Anyway, one woman at the event told me they were planning on asking another professional photographer in town to do some of the work. That's fine if they want to split the work between the two of us, but I hope they don't think I don't want to do it. I do. I just would like to limit it to 2 hours a week. I do have to make a living somehow, and I have a lot of responsibility at home as is.

I'm a bit gun shy when it comes to joining organizations. I've had so many of them take over my life that I fear them. I think that if I dip a toe in the water I'll be devoured by alligators and piranha. The people always say, "Whatever time you can give is appreciated."

Then I hear stories of volunteers who were "guilted" into giving up all their free time to help out with the cause. This is the first time I've had in 20 years where I actually have some play in my own schedule, and I want to use that time to meet my goals. Of course, taking photographs that make rescue animals look more personable and appealing to potential adopters is one of my goals, but it's not the only goal I have.

Oh well, another loss. I guess I shouldn't hesitate when it comes to jobs. I should just be totally enthusiastic and then only when people start monopolizing my time should I put my foot down. I get myself into trouble by anticipating problems.

It is rather disappointing that I came forward and volunteered to help find these animals new homes through my photographs, that I have been providing them with my services for free for nine months now, and they still want to approach some lady who runs a photography studio on the main strip. If her business is doing really well, they may just find that she's too busy to help out.

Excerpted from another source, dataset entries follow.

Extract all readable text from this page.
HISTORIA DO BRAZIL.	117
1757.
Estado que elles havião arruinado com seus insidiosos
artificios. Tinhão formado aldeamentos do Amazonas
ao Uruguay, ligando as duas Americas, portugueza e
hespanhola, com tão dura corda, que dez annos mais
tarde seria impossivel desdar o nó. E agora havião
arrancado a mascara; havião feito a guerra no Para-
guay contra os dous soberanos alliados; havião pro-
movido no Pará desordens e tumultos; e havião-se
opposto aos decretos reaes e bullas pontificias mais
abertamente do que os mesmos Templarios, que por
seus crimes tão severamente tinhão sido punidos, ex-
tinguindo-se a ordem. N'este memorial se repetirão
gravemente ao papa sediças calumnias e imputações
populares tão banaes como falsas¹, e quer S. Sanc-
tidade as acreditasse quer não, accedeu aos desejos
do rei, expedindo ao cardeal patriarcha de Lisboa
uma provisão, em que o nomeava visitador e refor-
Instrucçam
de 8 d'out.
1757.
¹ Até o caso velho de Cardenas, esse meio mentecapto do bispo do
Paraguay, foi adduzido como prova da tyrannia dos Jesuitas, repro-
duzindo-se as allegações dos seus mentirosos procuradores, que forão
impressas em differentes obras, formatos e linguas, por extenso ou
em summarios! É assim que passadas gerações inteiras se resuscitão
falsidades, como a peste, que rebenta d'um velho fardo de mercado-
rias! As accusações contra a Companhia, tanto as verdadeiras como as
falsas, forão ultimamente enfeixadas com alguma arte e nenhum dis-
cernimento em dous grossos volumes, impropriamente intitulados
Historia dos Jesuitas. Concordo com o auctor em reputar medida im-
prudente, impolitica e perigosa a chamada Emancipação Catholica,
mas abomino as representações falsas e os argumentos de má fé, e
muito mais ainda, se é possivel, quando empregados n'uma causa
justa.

I just don't understand why people don't accept gifts graciously. If someone gave me, say... a really great horse, I wouldn't tell them that I'm shopping for a better horse some place else simply because I think the grass might be greener on the other side. I guess it's this psychological thing in which people believe that anything given to them for free must be defective. Believe it or not, I'm just a person with a good heart who can't give all of it away. But I can give enough of it away to make a difference.


Laughing Orca Ranch said...

Oh man! Don't get me started on how little respect and appreciation that photographers receive!

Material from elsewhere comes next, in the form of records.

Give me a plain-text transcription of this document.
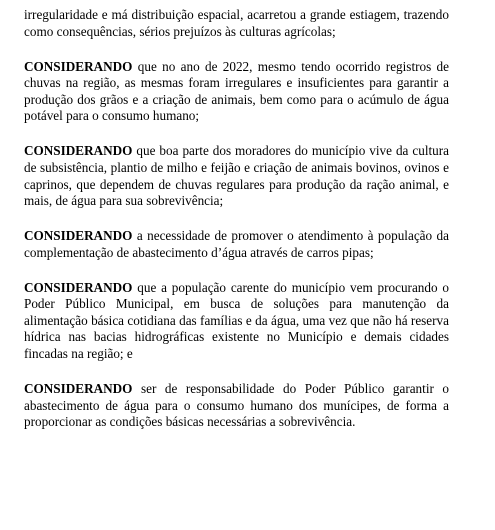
irregularidade e má distribuição espacial, acarretou a grande estiagem, trazendo como consequências, sérios prejuízos às culturas agrícolas;

CONSIDERANDO que no ano de 2022, mesmo tendo ocorrido registros de chuvas na região, as mesmas foram irregulares e insuficientes para garantir a produção dos grãos e a criação de animais, bem como para o acúmulo de água potável para o consumo humano;

CONSIDERANDO que boa parte dos moradores do município vive da cultura de subsistência, plantio de milho e feijão e criação de animais bovinos, ovinos e caprinos, que dependem de chuvas regulares para produção da ração animal, e mais, de água para sua sobrevivência;

CONSIDERANDO a necessidade de promover o atendimento à população da complementação de abastecimento d’água através de carros pipas;

CONSIDERANDO que a população carente do município vem procurando o Poder Público Municipal, em busca de soluções para manutenção da alimentação básica cotidiana das famílias e da água, uma vez que não há reserva hídrica nas bacias hidrográficas existente no Município e demais cidades fincadas na região; e

CONSIDERANDO ser de responsabilidade do Poder Público garantir o abastecimento de água para o consumo humano dos munícipes, de forma a proporcionar as condições básicas necessárias a sobrevivência.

I have donated my time, abilities and supplies to take photos for various organizations and individuals and I have even charged a small amount for photos ($8.0 per CD or $5.00 per photo). It always surprises me the people that will complain about the cost and expect me to give them my photos for free or just bend over backwards to help them. And then they fail to give me any credit when they use my photos online or as a profile or for advertising!
I've even had people crop off my watermark so that there is no record that I took the photo! gah!
Burns me up!
I've even found photos that I took, being used by people and organizations online.....when I never gave any permission to do so!

And these are by people or organizations that can afford to pay a little for my photos, skills and services!

Oh yeah....don't get me started. My blood pressure is already fired up! beh!


Breathe said...

I've never found volunteering to produce business, unfortunately. Good karma, yes, business no.

I think photographers in particular get a short shrift. My father always points out how little regard photography gets in various artistic competitions. I'd suggest you water mark all photos you provide the shelter from now on. They may think of you as a hobbyist, this will go further to fix that.

Cut-N-Jump said...

Volunteer work is highly unappreciated, just as some legitimate lines of work are as well. It is amazing how far some people will push the envelope and expect to get it all for nothing, yet still want more.

Boundaries are good! And for the person saying they want to go with someone else for whatever reason- I would have asked how much they expected to pay for her services then metioned slipping an invoice to them in the mail for yours.